Although it's such a common flavor, the chicken noodle soup is definitely a signature item, he said.
All the prepared foods are made at the company's central commissary, which is also the heart of its successful catering business.
At the new store, at least 15 to 20 varieties of soup, along with other chilled prepared foods, are merchandised on two long island cases to which decks have been added, nearly doubling space to 72 running feet.
First in line in the food court area is a pizza station, where pizzas are turned out fresh from scratch. Then there's a 25-foot grill and a selection of hot food.
A new wings bar and a staffed specialty cheese kiosk were added to the food court. The salad bar, a Chinese counter, an extensive olive bar and the rotisserie are all within sight.
"The rotisserie business has been a surprise. We're going to add a second one at the end of one of the island cases," Eckhouse said.
"Previously, the prepared foods were separated from produce by a line of produce cases. We had kept them low, but still there was a division. Here, all the fresh food is together."
Officials also designed the store to be convenient for shoppers. For instance, the dairy department has been brought forward in the traffic path so it's right after the produce and prepared foods area. Further down is the deli and bakery, which were deliberately kept together.
"We know they play off of one another," Eckhouse said. "Customers may be standing there waiting for meat to be sliced and see a tempting pastry or a loaf of bread in the bakery and they'll pick it up."
The upscale look runs throughout the store. Even the signs are sophisticated. They feature cream-colored lettering on a dark slate background.

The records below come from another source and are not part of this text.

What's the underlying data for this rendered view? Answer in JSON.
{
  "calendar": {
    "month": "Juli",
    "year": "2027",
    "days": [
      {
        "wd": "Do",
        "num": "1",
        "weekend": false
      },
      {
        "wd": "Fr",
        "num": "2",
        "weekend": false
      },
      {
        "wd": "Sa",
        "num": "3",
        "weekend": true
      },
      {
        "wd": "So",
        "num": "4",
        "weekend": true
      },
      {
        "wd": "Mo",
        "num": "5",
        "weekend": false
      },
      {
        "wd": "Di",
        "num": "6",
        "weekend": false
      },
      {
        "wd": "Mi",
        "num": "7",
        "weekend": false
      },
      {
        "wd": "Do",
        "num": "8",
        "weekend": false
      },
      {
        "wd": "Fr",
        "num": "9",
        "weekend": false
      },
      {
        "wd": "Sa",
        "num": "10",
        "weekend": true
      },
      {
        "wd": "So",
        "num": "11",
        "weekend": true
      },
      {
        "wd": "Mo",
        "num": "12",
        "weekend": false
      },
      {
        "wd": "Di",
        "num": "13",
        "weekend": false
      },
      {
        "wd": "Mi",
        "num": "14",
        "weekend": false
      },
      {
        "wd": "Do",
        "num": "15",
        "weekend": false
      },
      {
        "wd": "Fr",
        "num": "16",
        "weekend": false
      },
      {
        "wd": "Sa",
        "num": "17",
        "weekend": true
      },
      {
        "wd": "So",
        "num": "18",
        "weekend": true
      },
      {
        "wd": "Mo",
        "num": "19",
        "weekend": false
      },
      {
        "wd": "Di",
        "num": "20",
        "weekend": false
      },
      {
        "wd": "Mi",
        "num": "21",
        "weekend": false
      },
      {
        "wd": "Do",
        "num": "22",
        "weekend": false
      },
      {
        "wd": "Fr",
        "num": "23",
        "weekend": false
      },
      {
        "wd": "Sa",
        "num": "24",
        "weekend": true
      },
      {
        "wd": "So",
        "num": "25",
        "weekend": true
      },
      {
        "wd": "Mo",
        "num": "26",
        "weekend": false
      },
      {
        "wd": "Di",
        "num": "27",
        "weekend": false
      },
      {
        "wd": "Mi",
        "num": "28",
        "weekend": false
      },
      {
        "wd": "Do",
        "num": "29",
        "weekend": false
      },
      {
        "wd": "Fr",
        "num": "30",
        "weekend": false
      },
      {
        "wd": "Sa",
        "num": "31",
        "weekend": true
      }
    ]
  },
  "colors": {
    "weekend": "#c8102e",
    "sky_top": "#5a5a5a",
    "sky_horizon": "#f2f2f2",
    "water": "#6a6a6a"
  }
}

In fact, McCaffrey's own interior designers worked with the Pennsylvania State Liquor Authority to make the liquor store that's inside the supermarket blend in with McCaffrey's market look. Instead of just the plain, plate glass front one might see on a state-operated liquor store, there's a touch of natural wood, a modern look. The state also agreed to stock some premium wines, "some northward of $100," McCaffrey said.
YARDLEY, Pa. -- McCaffrey's is about to launch a high-end catering business that will be in addition to its existing catering operation.
The new business, James Joseph Catering, is expected to get its send-off before the holiday season begins.
"We do a lot of catering now, most of it from the stores, but James Joseph will offer real high-end, off-site catering for big weddings, black-tie events," said Mark Eckhouse, vice president of the three-unit McCaffrey's based here.
"We want to market it separate from the supermarket setting," Eckhouse said. "We thought when we first started catering that our supermarket ties would be a stigma. We don't think that proved to be true, but we think this may bring us additional business."
McCaffrey's owner Jim McCaffrey said he believed that while McCaffrey's does a good catering business now, the company could be missing opportunities, especially in the corporate arena.
"It's amazing the possibilities that are out there," McCaffrey said. "We're in a very good area. We've hired a new catering manager [Marcy Miluzzo] and a salesperson."
The new division will be housed at the company's 35,000-square-foot central commissary, which was expanded about two years ago to create more efficiency and include a kosher kitchen. It will provide the food for the James Joseph operation as it does for the current catering business.